A recent listing on LockBit’s leak site about Crinetics Pharmaceuticals seemed unusual. It included a disclaimer: “Those responsible for the exfiltration of data belonging to this victim have no association, indirect or direct, with the Lockbit group.”
If those who exfiltrated the data had no association with LockBit, why was the listing on LockBit’s site?
Trying to Avoid the Sanctions List
A source involved with the incident explained the disclaimer to DataBreaches. He said the attack was by “the group with no name,” and the disclaimer was because LockBit is on the sanctioned list. He told DataBreaches, “They wanted the victim to be able to pay them.”
“So why post it on LockBit at all?” DataBreaches asked.
“Alphv is down,” he answered, implying that it would have appeared on AlphV’s site if law enforcement had not seized it.
“So.. any leak site in a storm?” DataBreaches asked.
“Yes,” he replied.
Other than the disclaimer, there was nothing unusual at that point. Then, The Record reported on the listing and published a statement they obtained from Crinetics. What happened next was surprising.
Threat Actors Break Off Negotiations
In response to the article, the threat actors removed the original listing and replaced it with a statement that began:
We have failed to reach an agreement with the Crinetics organization, given their unscrupulous behavior. We clearly instructed the victim to not engage in talks with the media, this includes responding to the media regarding this breach. Crinetics chose to disobey these demands and provided a statement to Recorded Future, downplaying the incident as well as the data. We therefore refused to accept their measly $1.8m USD offer and have ceased communications.
A chat log posted on the leak site seems to confirm their claim about breaking off negotiations.
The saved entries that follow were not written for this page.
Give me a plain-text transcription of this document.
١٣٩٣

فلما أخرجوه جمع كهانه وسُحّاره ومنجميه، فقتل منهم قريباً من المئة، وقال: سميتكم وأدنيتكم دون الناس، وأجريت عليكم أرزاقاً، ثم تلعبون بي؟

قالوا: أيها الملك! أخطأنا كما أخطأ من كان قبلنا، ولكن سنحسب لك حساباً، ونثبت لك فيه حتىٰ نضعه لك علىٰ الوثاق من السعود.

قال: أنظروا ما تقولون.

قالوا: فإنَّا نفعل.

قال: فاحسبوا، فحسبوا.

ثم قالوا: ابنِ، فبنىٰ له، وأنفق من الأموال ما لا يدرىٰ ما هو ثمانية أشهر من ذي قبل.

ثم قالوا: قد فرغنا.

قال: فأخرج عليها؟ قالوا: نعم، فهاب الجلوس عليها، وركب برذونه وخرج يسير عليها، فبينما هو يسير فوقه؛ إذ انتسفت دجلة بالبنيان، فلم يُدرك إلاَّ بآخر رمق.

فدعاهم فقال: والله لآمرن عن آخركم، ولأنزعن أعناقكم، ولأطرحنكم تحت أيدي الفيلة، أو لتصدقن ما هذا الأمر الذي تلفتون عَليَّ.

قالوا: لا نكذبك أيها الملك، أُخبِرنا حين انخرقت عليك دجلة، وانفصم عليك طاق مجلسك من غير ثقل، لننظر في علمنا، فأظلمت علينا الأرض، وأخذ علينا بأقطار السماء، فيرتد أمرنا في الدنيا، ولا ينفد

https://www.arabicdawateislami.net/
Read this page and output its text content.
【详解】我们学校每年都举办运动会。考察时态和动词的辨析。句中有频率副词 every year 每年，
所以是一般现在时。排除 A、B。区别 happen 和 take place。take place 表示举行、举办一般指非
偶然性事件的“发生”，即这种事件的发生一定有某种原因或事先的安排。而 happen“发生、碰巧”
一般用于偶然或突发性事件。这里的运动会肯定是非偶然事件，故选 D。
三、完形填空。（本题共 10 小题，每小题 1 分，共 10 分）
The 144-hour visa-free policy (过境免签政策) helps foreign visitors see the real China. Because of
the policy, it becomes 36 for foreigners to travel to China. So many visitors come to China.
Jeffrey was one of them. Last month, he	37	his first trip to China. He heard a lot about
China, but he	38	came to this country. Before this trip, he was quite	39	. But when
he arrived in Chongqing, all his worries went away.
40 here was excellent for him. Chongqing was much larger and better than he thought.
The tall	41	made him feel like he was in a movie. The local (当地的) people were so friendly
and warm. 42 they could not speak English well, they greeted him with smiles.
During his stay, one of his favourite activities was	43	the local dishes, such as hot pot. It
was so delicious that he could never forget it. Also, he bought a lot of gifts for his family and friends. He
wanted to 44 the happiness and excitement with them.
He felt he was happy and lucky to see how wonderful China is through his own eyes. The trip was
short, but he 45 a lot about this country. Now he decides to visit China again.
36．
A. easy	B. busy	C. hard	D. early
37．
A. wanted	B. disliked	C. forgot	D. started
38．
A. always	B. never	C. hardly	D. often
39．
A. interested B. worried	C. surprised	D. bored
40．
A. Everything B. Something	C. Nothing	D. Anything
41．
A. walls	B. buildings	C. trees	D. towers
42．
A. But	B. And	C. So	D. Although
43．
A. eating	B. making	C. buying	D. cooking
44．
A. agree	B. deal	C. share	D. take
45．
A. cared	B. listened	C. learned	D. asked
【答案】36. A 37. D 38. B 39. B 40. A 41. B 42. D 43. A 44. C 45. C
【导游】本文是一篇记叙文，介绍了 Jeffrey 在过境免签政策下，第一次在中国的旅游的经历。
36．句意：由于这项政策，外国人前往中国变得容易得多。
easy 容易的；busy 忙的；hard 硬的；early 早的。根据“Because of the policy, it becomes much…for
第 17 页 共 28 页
The log indicates that after the threat actors saw the statement, the negotiator told Crinetics they would have 15 minutes to pay the original $4 million demand, or the negotiations would be over.
The Crinetics negotiator seemed stunned, allegedly responding, “Are you really willing to gain nothing from this?” When the threat actors’ negotiator said they were willing to walk away to set an example for future victims, the Crinetics negotiator allegedly replied, “We are baffled to say the least. You are really willing to walk away from $1.8 million?”
DataBreaches was equally baffled, but the source, who was involved in the negotiations, insisted it was all true. DataBreaches asked him bluntly, “Are you that rich?”
“We have to set an example from these thugs. It’s not about being rich,” he answered. “We cannot let these thugs and animal abusers get away with downplaying incidents and lowballing.”
[Note: The reference to “animal abusers” was to external links he had sent DataBreaches containing criticisms about Crinetics’ involvement in animal testing. The threat actors knew about the animal testing issue from their research on their target, but the source was clear that it was in no way connected to their decision to attack Crinetics. Crinetics is a pharmaceutical firm that develops therapies for people with endocrine diseases.]
Data for Sale
According to their negotiator, the “group with no name” did not encrypt Crinetic’s files or delete any files from their servers. The listing does not reveal how much data they exfiltrated. DataBreaches contacted Crinetics on March 20 and again on March 26, seeking clarification about the attack and their reaction to the threat actors’ claims. They did not reply to either inquiry.
The threat actors initially gave Crinetics until March 23 to pay. That changed after they broke off negotiations. Since then, they have reset the deadline a few times, but there still has been no proof of claims. The countdown clock currently shows a deadline of April 9, but anyone can purchase all the data for $700,000 or delete it for that price.
Why has there been no proof of claim or leak? Is LockBit having problems leaking data again, or is there another explanation? DataBreaches was assured several times over the past few weeks that the data would be uploaded and available for this site to inspect, but it has not happened.
The threat actors claim they rejected a $1.8 million offer, but no one seems to have offered them even $700,000. Are they really still willing to walk away to “set an example” for future victims?
Time will tell. In the interim, DataBreaches reminds readers that this is an unconfirmed breach.
Update: Perhaps the explanation for the lack of proof of claim or a leak can be found in this article: LockBit Scrambles After Takedown, Repopulates Leak Site with Old Breaches. It discusses a new Trend Micro report and writes, in part:
Trend Micro also found that 7% of the post-Operation Cronos uploads had quickly been removed.
“14 victims were still not published and we did not find any public data other than the posts on the LockBit site that claim to verify the actual attack dates,” added the report.